Saturday 14 October 2006

Keep your friends close and your enemies closer?

Shane Warne and Kevin Pietersen, two of the most charismatic competitors in the modern game, go head-to-head again this winter in one of the most eagerly anticipated Ashes contests in history.

Australia are of course determined to regain the famous old urn, which they surrendered to the better side in England just fourteen months ago. England, meanwhile, are looking to retain the Ashes in Australia for the first time since Mike Gatting’s side achieved the feat twenty years ago.

The Pietersen-Warne battle turned out to be one of the highlights of the 2005 Ashes and it will no doubt prove to be so again. However, there is no hint of ill-feeling between these two steely competitors, far from it in fact.

Since Pietersen’s move to Hampshire in the close season before the 2005 campaign Warne and KP have become good mates on and off the field. No other cricketers grace the front and back pages quite as much as these two in either country. They are both great showmen on and off the field and the media rightly love them, but Warne’s friendship with Pietersen has attracted criticism from former Australia captain Kim Hughes who thinks that the chumbyness of the Australian team contributed to their defeat.

When Pietersen made his move to Hampshire following his heroics for England in the ODI series in South Africa, he was not in the England Test match squad. That was soon to change though, in no small part because Pietersen was demonstrating an ability to read Warne’s magical bowling in the nets at Hampshire.

Pietersen’s combative and aggressive qualities were seen as necessary attributes for possibly the most fiercely contested competition in cricket, but it was his ability to play Shane Warne that the selectors valued most. England have often succumbed to Warne’s wizardry in the past with batsman often showing a worrying lack of judgement against the Australian legend. Images of Ian Bell padding up to the great one at Lords leave cricketing fans the world over cringing in their seats.

From the moment KP arrived at the Rose Bowl, Warne was alert to the threat which the young former South African posed to Australia that summer. As we all know Warne is usually a good judge of a player and he genuinely believed that KP had the class to become one of the world’s best in both forms of the game. As the Ashes series neared the two became close friends and Warne, along with the majority of England fans, was disappointed when Pietersen was not named in the England squad to face Bangladesh at the start of the summer.
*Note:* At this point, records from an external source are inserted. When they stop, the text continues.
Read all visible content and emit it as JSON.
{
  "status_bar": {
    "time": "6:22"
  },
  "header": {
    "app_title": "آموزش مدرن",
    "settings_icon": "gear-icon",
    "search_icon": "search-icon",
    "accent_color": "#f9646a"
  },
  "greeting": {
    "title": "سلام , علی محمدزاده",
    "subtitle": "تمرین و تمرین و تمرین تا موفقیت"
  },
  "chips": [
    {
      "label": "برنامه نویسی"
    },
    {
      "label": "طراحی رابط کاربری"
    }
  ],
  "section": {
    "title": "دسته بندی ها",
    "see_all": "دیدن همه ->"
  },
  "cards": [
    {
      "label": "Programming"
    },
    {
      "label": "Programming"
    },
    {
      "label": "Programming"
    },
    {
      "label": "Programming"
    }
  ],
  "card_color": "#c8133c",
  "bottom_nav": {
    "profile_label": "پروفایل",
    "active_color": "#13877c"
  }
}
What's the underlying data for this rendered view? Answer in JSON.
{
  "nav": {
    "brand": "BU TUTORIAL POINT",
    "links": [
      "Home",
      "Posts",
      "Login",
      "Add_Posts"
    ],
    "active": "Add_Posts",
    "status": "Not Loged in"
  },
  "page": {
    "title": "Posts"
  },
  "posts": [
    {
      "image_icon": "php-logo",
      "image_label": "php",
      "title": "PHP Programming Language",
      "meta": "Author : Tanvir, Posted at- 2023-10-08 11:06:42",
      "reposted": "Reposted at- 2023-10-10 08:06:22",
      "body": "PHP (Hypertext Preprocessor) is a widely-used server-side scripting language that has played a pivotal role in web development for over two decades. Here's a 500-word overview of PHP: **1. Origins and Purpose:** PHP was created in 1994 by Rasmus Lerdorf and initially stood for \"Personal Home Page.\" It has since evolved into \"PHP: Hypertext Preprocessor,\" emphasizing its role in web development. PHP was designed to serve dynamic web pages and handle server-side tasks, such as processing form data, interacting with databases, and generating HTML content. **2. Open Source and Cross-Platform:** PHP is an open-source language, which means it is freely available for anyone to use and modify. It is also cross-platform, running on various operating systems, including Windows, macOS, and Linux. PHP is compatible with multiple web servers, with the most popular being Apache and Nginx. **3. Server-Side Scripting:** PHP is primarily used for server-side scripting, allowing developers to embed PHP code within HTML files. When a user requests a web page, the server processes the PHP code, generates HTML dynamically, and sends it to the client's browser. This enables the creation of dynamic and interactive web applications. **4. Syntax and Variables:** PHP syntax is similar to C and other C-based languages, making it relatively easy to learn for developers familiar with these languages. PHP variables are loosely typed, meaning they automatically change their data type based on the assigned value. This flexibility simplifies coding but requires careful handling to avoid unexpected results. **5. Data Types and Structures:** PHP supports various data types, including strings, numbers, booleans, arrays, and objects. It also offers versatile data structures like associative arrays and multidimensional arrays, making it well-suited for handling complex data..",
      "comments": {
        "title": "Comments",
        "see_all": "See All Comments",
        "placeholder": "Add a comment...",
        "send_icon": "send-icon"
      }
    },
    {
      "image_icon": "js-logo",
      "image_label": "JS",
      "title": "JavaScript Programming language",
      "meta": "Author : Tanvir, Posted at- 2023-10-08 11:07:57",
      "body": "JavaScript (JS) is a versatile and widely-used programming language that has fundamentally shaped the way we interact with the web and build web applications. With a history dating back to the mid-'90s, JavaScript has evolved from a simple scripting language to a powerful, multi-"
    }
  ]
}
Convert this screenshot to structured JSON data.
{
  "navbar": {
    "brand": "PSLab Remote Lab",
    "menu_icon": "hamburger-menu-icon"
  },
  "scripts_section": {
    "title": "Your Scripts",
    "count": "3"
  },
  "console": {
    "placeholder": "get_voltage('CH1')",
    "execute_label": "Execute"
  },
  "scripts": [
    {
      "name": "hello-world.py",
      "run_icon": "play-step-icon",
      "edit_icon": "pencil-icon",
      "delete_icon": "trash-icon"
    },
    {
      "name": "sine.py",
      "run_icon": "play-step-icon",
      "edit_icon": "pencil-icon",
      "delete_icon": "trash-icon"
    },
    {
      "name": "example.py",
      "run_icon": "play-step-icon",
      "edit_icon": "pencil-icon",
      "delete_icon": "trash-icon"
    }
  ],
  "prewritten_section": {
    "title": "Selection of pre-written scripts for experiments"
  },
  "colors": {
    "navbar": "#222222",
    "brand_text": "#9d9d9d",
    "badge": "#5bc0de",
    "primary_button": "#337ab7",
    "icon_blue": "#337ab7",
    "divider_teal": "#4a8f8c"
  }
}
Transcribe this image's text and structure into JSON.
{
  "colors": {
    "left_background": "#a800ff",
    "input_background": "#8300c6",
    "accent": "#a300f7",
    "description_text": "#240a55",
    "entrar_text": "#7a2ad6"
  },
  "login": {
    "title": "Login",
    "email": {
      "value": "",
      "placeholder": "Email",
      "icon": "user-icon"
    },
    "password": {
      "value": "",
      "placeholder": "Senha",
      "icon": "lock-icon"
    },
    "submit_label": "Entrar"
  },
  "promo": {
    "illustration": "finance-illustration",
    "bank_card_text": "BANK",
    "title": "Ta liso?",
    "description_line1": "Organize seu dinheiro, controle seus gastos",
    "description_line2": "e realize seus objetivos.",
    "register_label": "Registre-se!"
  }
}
Still, Warne believed in KP, so much so that he eyed him up as his 600th Test wicket and it would be fair to say that Warne’s experience and support proved invaluable to Pietersen in his battle to work his way into the England Test squad at the rather unfortunate expense of Graham Thorpe, when perhaps it was in fact the young rookie Bell who should have made way. Pietersen went on to offer invaluable advice to his England team mates on how to play Warne the psychological sledger; essentially you have to play the ball and ignore him, or you start to believe that you really are as bad as he persistently tells you!

Warne needs no introduction. With the most Test wickets in history, Shane is in a class of his own, but it is debatable as to whether or not the great one still has the magical fingers that he once possessed. Warne’s 2006 county season, by his own extremely high standard, was a little below par. His ability to bowl the googly has seriously receded due to a long-standing shoulder worry and he is perhaps not quite the threat that he once was.

However he is undoubtedly still a wonderful bowler and he often saves his best for the big stage and can even be a threat with the bat as he showed at Old Trafford last summer. His slip catching is also superb. During the Australian summer he was still at his fluent best with the ball, terrorising the West Indian and South African batting line-ups and he will be looking to continue his fantastic Ashes record.

Meanwhile Pietersen has experienced fluctuations in form over the winter and during the English summer. Critics suggest that his attacking instincts may be his downfall in the return series in Australia and Warne will be looking to exploit his friend’s liking for cow-corner, with Brett Lee no doubt eager to throw in a few bouncers for good measure. But it was KP’s aggression which makes him the player he is and which helped England to victory in 2005.

Whatever the uncertainties about the pair’s form leading up to the Ashes, there can be no doubting that both will once again play a serious part in deciding the outcome of this latest Ashes contest. Similarly you can be certain that there will be a friendly drink when the dust settles. Let us hope that Warne is buying, having congratulated Pietersen on an Ovalesque innings once again.